One explanation that we propose is due to “hidden” requirements of healthcare. An understanding of prevalence, disease patterns and conventional therapeutic interventions is the orthodox medical dominant version of healthcare. Whilst in no way would we wish to decry this model, it nevertheless represents only the tip of an iceberg. What lies beneath is what we would term the “a,b,c” of understanding the poor acceptance of westernised healthcare by minority groups. This incorporates attitudes, beliefs and culture. A number of components may be identified [1,10] which are as below:
a) Perception of disease: Studies suggest a generalised belief in some minority groups that rheumatoid is causally dependent upon food. “Good foods” included ginger, garlic and honey, and “bad foods” were lemon, vinegar and left over food.
b) Communication: Nuances of language and verbal expression can be an impediment to obtaining professional advice, and to confidence in the advice received.

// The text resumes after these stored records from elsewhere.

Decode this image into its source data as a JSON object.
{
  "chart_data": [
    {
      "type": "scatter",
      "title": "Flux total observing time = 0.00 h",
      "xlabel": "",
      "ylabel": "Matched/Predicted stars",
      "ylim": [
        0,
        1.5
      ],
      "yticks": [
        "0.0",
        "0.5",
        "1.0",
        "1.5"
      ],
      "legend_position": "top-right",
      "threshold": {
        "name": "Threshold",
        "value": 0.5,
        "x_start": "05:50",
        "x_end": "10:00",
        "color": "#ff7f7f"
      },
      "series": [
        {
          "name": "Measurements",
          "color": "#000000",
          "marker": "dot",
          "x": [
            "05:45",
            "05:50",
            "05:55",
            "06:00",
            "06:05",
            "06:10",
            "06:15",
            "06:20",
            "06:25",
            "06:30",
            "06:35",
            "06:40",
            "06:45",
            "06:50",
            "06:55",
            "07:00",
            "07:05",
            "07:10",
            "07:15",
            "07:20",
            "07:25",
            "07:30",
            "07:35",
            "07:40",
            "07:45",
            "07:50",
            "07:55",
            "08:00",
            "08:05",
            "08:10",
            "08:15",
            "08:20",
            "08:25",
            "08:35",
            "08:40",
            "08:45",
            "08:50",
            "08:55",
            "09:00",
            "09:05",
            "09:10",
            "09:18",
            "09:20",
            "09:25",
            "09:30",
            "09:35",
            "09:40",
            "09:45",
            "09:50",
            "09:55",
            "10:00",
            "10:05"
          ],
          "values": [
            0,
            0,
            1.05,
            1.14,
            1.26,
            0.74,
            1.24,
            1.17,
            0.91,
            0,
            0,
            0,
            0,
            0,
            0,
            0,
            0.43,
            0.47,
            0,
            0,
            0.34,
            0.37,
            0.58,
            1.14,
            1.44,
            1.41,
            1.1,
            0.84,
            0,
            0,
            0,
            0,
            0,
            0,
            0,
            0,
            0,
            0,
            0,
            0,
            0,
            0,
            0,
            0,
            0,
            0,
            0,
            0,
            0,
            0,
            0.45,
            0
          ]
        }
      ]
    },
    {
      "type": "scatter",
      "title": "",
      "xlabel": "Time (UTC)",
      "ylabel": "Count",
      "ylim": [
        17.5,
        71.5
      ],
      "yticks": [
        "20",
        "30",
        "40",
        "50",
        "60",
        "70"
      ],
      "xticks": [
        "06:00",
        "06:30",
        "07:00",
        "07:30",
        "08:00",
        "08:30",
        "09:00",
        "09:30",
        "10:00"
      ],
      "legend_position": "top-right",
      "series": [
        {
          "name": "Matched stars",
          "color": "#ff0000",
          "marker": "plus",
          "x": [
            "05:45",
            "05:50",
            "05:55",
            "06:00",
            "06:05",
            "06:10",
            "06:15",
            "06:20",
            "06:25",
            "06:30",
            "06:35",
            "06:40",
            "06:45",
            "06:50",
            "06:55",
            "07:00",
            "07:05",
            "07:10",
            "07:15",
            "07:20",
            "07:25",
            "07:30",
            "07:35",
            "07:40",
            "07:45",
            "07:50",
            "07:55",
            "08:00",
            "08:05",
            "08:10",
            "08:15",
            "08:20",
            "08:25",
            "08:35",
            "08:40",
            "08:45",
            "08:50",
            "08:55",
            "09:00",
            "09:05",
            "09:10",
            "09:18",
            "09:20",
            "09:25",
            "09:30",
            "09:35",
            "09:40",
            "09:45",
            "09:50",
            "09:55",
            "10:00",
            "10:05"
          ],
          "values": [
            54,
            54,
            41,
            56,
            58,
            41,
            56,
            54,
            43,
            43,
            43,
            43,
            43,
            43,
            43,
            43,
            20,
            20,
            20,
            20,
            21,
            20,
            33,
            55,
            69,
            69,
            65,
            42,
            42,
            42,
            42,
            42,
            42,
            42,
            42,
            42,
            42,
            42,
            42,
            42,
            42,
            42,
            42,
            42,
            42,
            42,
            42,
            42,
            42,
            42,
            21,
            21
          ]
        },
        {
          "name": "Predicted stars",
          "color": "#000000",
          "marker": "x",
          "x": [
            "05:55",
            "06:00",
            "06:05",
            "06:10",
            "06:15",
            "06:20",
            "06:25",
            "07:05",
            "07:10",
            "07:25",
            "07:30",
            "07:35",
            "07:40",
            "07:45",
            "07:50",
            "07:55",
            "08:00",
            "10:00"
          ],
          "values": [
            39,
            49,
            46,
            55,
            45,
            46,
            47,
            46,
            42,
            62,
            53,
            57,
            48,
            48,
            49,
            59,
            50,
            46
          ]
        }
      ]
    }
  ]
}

c) Reliance on alternative therapies: An appetite exists for using alternative (non allopathic) medicine, which is perceived to be less or non-toxic.
d) Social impact: Long term conditions are perceived as being socially stigmatising, and impacting adversely on individual and family standing in society.

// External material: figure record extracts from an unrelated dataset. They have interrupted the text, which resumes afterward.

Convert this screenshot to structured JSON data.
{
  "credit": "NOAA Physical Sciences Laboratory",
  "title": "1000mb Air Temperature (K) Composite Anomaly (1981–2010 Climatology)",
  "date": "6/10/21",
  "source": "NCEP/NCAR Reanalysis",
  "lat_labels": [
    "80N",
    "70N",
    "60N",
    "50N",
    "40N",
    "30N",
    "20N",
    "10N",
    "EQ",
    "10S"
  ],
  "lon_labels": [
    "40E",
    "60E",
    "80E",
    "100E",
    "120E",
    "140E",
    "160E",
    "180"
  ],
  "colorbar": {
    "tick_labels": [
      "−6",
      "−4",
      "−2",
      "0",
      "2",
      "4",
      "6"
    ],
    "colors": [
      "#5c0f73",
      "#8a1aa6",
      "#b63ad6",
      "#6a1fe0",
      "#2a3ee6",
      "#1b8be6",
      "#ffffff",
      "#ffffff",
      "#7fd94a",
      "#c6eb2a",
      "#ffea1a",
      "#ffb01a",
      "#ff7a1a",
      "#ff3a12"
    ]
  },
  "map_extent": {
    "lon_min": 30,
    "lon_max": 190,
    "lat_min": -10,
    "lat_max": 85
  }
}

Global musculoskeletal healthcare needs a conceptual revision with a focus on how best it might be delivered to positively impact on minority consumers. We do not pretend that there is an easy solution. What we propose is a framework for advancing the agenda in this area, in the hope that it may have universal applicability in a “global village” that aspires towards cultural integration. Over the last few years our small working party of committed professionals in the UK has tasked itself with highlighting and promoting awareness of these particular issues through regular national and regional meetings of the special interest group (in ethnicity) of the BSR and in Leicester, through multidisciplinary engagement of academics, practitioners and patient and public.
Our proposed consensus framework for global application in the area of ethnic minority musculoskeletal health is constructed upon the following tenets: actively listening to the views of minority groups; knowledge management of cultural differences through collaboration between healthcare researchers; providing experiential approaches to holistic care; integrating models of best practice across disease-specific boundaries; promoting policy and organisational development for culturally competent services; prioritising unmet needs of minority groups at the level of macro-economics for healthcare; and developing an international database accessible to healthcare providers, professionals and users.

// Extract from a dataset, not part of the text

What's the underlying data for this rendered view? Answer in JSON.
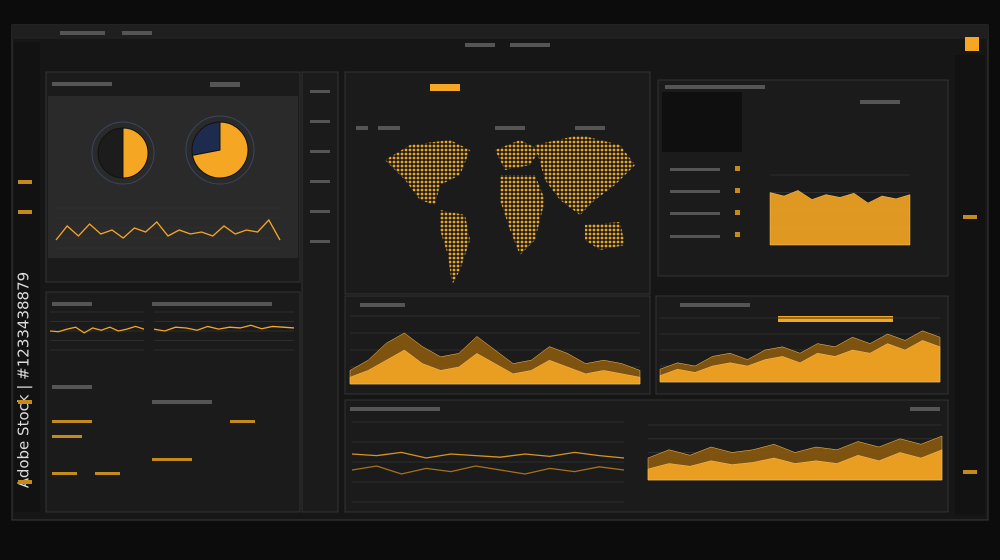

Universality can only be achieved through a genuine engagement with diversity. This is particularly true with the health of the world - a host country must open its heart to diversity. As expressed pithily by Ruskin in his autobiography regarding his experience in Siena: “Cor magis tibi Sena pandit” [“More than her gates, Siena opens her heart to you”].
Disclosure Statement
Ash Samanta: Former Chair Leicester Centre for Ethnic Research; Organiser, Leicester Conference on Ethnicity and Rheumatology 2011 & 12 for which pharmaceutical sponsorship and speaker fees were received; Received Pfizer Foundation and co-recipient arc funding for work on educational materials for RA and osteomalacia, some results of which are contained in this editorial.